In the 1970s, the City, desperate for revenue, allowed Kmart to plop a suburban-style big-box store just north of Lake and Nicollet, in the heart of south Minneapolis. The City has kicked itself for that decision ever since and many lobbied for the big box store’s removal.
After years of dealmaking, City officials, including current and former electeds, gathered in front of the Kmart on Sunday morning for a ceremonial sledging-of-the-walls. They all took turns driving their sledgehammers on three wood panels temporarily erected in front of the Kmart.
The imminent demolition of the Kmart, which was to take place next year, is now expedited because of a two-alarm fire that occurred on Oct. 20. City Council is expected to approve a contract for the building's demolition this week.

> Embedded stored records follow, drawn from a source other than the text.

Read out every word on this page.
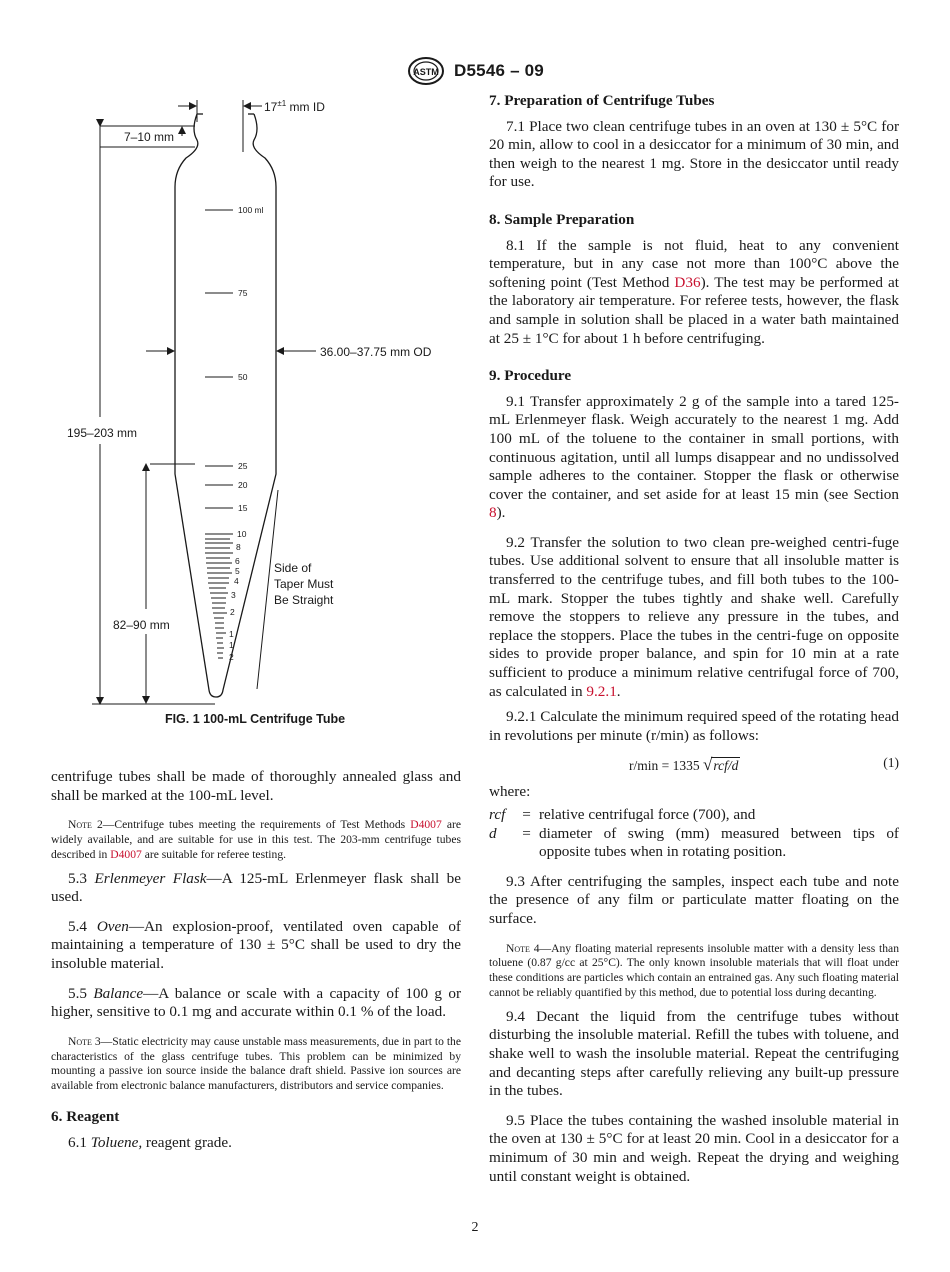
ASTM D5546 – 09
100 ml
75
50
25
20
15
10
8
6
5
4
3
2
1
1
2
$17^{\pm 1}$ mm ID
7–10 mm
36.00–37.75 mm OD
195–203 mm
82–90 mm
Side of
Taper Must
Be Straight
FIG. 1 100-mL Centrifuge Tube

centrifuge tubes shall be made of thoroughly annealed glass and shall be marked at the 100-mL level.

Note 2—Centrifuge tubes meeting the requirements of Test Methods D4007 are widely available, and are suitable for use in this test. The 203-mm centrifuge tubes described in D4007 are suitable for referee testing.

5.3 Erlenmeyer Flask—A 125-mL Erlenmeyer flask shall be used.

5.4 Oven—An explosion-proof, ventilated oven capable of maintaining a temperature of 130 ± 5°C shall be used to dry the insoluble material.

5.5 Balance—A balance or scale with a capacity of 100 g or higher, sensitive to 0.1 mg and accurate within 0.1 % of the load.

Note 3—Static electricity may cause unstable mass measurements, due in part to the characteristics of the glass centrifuge tubes. This problem can be minimized by mounting a passive ion source inside the balance draft shield. Passive ion sources are available from electronic balance manufacturers, distributors and service companies.

6. Reagent

6.1 Toluene, reagent grade.

7. Preparation of Centrifuge Tubes

7.1 Place two clean centrifuge tubes in an oven at 130 ± 5°C for 20 min, allow to cool in a desiccator for a minimum of 30 min, and then weigh to the nearest 1 mg. Store in the desiccator until ready for use.

8. Sample Preparation

8.1 If the sample is not fluid, heat to any convenient temperature, but in any case not more than 100°C above the softening point (Test Method D36). The test may be performed at the laboratory air temperature. For referee tests, however, the flask and sample in solution shall be placed in a water bath maintained at 25 ± 1°C for about 1 h before centrifuging.

9. Procedure

9.1 Transfer approximately 2 g of the sample into a tared 125-mL Erlenmeyer flask. Weigh accurately to the nearest 1 mg. Add 100 mL of the toluene to the container in small portions, with continuous agitation, until all lumps disappear and no undissolved sample adheres to the container. Stopper the flask or otherwise cover the container, and set aside for at least 15 min (see Section 8).

9.2 Transfer the solution to two clean pre-weighed centri-fuge tubes. Use additional solvent to ensure that all insoluble matter is transferred to the centrifuge tubes, and fill both tubes to the 100-mL mark. Stopper the tubes tightly and shake well. Carefully remove the stoppers to relieve any pressure in the tubes, and replace the stoppers. Place the tubes in the centri-fuge on opposite sides to provide proper balance, and spin for 10 min at a rate sufficient to produce a minimum relative centrifugal force of 700, as calculated in 9.2.1.

9.2.1 Calculate the minimum required speed of the rotating head in revolutions per minute (r/min) as follows:

r/min = 1335 √rcf/d	(1)

where:

rcf	= relative centrifugal force (700), and
d	= diameter of swing (mm) measured between tips of opposite tubes when in rotating position.

9.3 After centrifuging the samples, inspect each tube and note the presence of any film or particulate matter floating on the surface.

Note 4—Any floating material represents insoluble matter with a density less than toluene (0.87 g/cc at 25°C). The only known insoluble materials that will float under these conditions are particles which contain an entrained gas. Any such floating material cannot be reliably quantified by this method, due to potential loss during decanting.

9.4 Decant the liquid from the centrifuge tubes without disturbing the insoluble material. Refill the tubes with toluene, and shake well to wash the insoluble material. Repeat the centrifuging and decanting steps after carefully relieving any built-up pressure in the tubes.

9.5 Place the tubes containing the washed insoluble material in the oven at 130 ± 5°C for at least 20 min. Cool in a desiccator for a minimum of 30 min and weigh. Repeat the drying and weighing until constant weight is obtained.

2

At the press conference on Sunday, City officials said the cause of the fire was undermined.
Once demolition is complete, City officials anticipate the site will be an empty lot for all of 2024. They said they may host events on the site as part of their ongoing community engagement for reconnecting Nicollet Avenue and redeveloping the site. The City plans to reconnect the two discontinuous segments of Nicollet Avenue by 2025, with development to follow.
Mayor Jacob Frey said the City did not consider using the Kmart building as a temporary respite for the unhoused because “it’s unsafe.” Housing advocates contend the fire at the Kmart could have been avoided had the City used the building as a respite for the unhoused, who are subject to relatively-frequent sweeps by City officials.
“I’m upset seeing this structure going up in flames,” the leader of an East Phillips encampment, Camp Nenookaasi, Nicole Mason said at a press conference on Oct. 20. “This could have been tiny homes, this could have been a solution a long time ago.”
Public Works Director Margaret Anderson Kelliher said they do not have plans to turn the site into a City-sanctioned encampment to address its homelessness crisis because it is not an ideal location.